Geralt of Rivia in The Witcher 3 is on a quest to find a former apprentice, and along the way, he meets people with information he seeks. So, the choices you get to make with Geralt feel intrinsically personal. There’s only so much you and Geralt know at the same time. But you also get to play as his apprentice, Ciri, in intermission sections, as you see where she’s been and who she runs into.
But as with Geralt, you get to choose how Ciri responds to questions and situations, too. However, she doesn’t read as someone who would willingly tell a stranger her true intentions or where she’s come from or going. Yet those options exist for the player. While intriguing, these don’t seem to directly impact the moment she’s in outside of conversations taking different routes.
Arthur Morgan in Red Dead Redemption 2 is given more subtly. Approach a stranger who needs aid, and he’ll strike up a conversation, and in these moments, you’re not always given a prompt to reply in certain ways. But the resolution to the quest at hand is where you may be given a choice regarding the person you helped – and even then you aren’t prompted to choose. The situation asks unguided questions of the player, which feels more organic.
No Man’s Sky is probably the most free-choice game because you’re playing as an astronaut, exploring the vastness of space. Along the way, you’ll encounter characters who will help to further your knowledge of the universe as you can attempt to explore its mysteries – but you get to decide when you want to do this at all. The progression is loose, which feels more personal, and makes the main narrative feel almost like a side quest.
Open-world game narrative choices remind me of Netflix’s Black Mirror: Bandersnatch. It’s a cool idea, but you lose subtly and surprise at the expense of becoming an active participant in an otherwise intangible moment.
If you can reload your game after you’ve chosen to change your answer, is that true choice? You’ve just altered cause and effect. These choice-driven decisions in open-world games sometimes lead to the situation having the same resolution either way. Where’s the surprise in that?
During the early opening hours of Assassin’s Creed Odyssey, Kassandra is presented with a choice to kill a character, only to have them relay information about someone else integral to the story with their dying breath.
Kassandra, pumping with adrenaline, stood shaking and hyperventilating. It was a very intense scene that was portrayed perfectly. But I began to feel like the choice I made went against Kassandra’s personality. Would she kill someone who wasn’t a direct threat to her? Would she kill for vengeance? If so, where does she draw the line? Notice how these questions I’m asking are never ones I get to ask of Kassandra, but that the game asks of me to answer for her.

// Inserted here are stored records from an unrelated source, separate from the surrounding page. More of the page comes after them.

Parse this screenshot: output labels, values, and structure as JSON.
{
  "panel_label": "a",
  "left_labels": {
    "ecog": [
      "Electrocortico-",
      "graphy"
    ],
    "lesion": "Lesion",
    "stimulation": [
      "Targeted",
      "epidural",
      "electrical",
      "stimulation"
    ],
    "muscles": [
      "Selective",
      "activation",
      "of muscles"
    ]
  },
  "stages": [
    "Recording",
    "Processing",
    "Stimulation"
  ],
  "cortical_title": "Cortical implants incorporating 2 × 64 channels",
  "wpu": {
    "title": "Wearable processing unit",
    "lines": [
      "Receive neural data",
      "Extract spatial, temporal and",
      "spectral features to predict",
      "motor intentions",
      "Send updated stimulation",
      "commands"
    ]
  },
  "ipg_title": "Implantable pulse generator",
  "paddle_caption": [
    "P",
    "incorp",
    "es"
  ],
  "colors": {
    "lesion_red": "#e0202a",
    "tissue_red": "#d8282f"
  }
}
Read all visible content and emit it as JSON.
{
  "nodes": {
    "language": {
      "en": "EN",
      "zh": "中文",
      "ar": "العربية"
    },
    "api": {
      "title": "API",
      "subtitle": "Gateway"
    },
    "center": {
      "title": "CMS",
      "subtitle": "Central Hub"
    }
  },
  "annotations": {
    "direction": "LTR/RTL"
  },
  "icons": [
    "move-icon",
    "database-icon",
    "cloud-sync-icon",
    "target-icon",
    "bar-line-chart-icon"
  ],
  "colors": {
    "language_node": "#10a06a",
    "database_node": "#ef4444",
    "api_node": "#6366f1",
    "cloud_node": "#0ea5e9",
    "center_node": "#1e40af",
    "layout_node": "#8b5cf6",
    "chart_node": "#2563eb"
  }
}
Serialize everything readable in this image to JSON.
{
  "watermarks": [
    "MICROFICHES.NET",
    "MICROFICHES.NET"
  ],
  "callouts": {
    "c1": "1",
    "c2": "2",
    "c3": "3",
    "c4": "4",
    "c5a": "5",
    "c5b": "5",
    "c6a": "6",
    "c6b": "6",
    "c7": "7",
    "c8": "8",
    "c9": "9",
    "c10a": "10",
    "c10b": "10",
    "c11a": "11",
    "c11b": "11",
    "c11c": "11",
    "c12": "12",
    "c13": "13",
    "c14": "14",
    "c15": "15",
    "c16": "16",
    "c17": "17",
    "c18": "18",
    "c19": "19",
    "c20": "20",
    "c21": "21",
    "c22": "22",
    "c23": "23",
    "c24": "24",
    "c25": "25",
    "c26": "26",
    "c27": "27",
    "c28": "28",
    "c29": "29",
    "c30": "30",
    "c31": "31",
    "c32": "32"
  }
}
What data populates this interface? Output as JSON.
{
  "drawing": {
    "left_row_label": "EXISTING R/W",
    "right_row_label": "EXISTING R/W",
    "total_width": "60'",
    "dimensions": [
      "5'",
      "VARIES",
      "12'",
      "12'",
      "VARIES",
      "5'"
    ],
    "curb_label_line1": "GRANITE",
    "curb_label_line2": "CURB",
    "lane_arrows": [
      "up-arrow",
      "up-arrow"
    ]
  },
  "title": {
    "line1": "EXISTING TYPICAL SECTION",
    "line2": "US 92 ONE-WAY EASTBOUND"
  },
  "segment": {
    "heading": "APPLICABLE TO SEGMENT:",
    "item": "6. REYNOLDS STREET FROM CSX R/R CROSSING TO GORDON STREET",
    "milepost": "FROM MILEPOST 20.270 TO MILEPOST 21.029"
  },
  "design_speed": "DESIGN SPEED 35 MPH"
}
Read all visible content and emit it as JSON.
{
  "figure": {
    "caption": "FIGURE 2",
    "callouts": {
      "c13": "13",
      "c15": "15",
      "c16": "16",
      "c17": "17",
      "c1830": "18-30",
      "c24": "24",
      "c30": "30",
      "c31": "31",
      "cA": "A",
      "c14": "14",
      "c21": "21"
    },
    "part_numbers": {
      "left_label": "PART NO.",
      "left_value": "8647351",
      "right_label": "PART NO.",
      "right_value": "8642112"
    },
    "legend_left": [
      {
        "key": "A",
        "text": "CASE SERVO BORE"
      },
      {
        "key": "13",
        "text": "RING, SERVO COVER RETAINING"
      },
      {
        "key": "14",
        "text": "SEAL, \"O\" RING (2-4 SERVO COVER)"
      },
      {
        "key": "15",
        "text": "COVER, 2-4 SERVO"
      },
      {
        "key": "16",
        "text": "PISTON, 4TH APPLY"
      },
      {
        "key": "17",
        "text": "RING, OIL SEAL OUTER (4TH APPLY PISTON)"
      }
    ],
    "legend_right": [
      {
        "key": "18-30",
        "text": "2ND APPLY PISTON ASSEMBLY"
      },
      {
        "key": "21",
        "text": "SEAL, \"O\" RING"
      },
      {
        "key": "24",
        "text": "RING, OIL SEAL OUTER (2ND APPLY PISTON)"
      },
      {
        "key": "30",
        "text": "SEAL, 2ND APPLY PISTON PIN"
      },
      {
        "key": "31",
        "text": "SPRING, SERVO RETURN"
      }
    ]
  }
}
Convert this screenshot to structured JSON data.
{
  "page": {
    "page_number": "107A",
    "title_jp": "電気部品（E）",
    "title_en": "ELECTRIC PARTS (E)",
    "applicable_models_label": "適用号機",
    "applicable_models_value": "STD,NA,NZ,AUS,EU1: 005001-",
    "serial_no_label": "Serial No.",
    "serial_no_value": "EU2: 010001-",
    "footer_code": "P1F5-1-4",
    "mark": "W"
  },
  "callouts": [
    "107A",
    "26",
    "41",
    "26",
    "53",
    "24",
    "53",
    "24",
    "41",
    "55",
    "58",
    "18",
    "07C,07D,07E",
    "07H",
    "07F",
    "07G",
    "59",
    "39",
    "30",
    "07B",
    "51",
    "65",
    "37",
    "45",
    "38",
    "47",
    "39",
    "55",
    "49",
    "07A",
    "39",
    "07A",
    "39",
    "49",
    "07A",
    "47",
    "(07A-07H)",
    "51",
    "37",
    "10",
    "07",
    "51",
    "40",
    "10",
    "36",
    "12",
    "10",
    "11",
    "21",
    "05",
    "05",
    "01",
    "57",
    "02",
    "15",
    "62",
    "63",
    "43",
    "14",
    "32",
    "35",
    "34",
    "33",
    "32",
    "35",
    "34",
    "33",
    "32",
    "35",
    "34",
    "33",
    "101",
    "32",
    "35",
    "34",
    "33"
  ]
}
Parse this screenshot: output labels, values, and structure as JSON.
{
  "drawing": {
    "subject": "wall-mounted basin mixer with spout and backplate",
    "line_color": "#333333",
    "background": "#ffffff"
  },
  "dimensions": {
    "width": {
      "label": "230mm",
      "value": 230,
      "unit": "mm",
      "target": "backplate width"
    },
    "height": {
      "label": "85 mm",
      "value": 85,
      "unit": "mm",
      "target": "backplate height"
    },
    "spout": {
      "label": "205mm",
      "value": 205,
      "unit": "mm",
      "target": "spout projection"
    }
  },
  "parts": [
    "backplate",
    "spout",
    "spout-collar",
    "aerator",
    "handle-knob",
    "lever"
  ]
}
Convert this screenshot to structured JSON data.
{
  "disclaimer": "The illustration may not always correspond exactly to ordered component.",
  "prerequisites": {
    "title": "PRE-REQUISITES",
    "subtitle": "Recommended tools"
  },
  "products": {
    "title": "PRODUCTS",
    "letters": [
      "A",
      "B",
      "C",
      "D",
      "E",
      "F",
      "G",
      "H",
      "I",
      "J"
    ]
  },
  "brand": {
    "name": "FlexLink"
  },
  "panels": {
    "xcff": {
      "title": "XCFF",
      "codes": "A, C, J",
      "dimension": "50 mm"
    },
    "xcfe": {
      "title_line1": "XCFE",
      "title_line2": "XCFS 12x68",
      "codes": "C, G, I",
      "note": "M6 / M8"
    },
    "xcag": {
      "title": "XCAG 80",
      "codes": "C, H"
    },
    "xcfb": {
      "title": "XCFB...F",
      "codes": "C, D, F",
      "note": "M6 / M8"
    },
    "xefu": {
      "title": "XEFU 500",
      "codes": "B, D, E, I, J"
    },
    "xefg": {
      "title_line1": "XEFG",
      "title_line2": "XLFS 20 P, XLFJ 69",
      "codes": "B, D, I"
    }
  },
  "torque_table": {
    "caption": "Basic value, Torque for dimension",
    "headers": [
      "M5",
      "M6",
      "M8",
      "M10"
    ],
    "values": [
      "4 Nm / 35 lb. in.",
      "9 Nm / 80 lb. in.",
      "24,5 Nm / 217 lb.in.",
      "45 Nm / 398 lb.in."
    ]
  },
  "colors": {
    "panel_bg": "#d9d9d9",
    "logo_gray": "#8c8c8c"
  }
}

If I had chosen the other option, would they have joined me on my journey, helping me find this other person? So, I reloaded before that encounter and chose the other option only to realize that the ending to this moment is the same – just differences in action, not the outcome. That doesn’t make any sense. Why am I allowed to go back and change that? Just because I don’t like it? Well, now that I’ve done that I feel like I’m not experiencing the story legitimately.
Do you see the problem? Am I supposed to be the character, or is the character supposed to be me? The story beats in open-world video games become more movie-esque as the years go on, and the characters are written in ways that are charming, complex, and flawed. But when you play a game like this, with a protagonist that you venture out into this unknown world with, is it fair to that character that I decide what they should say or do when given a prompt?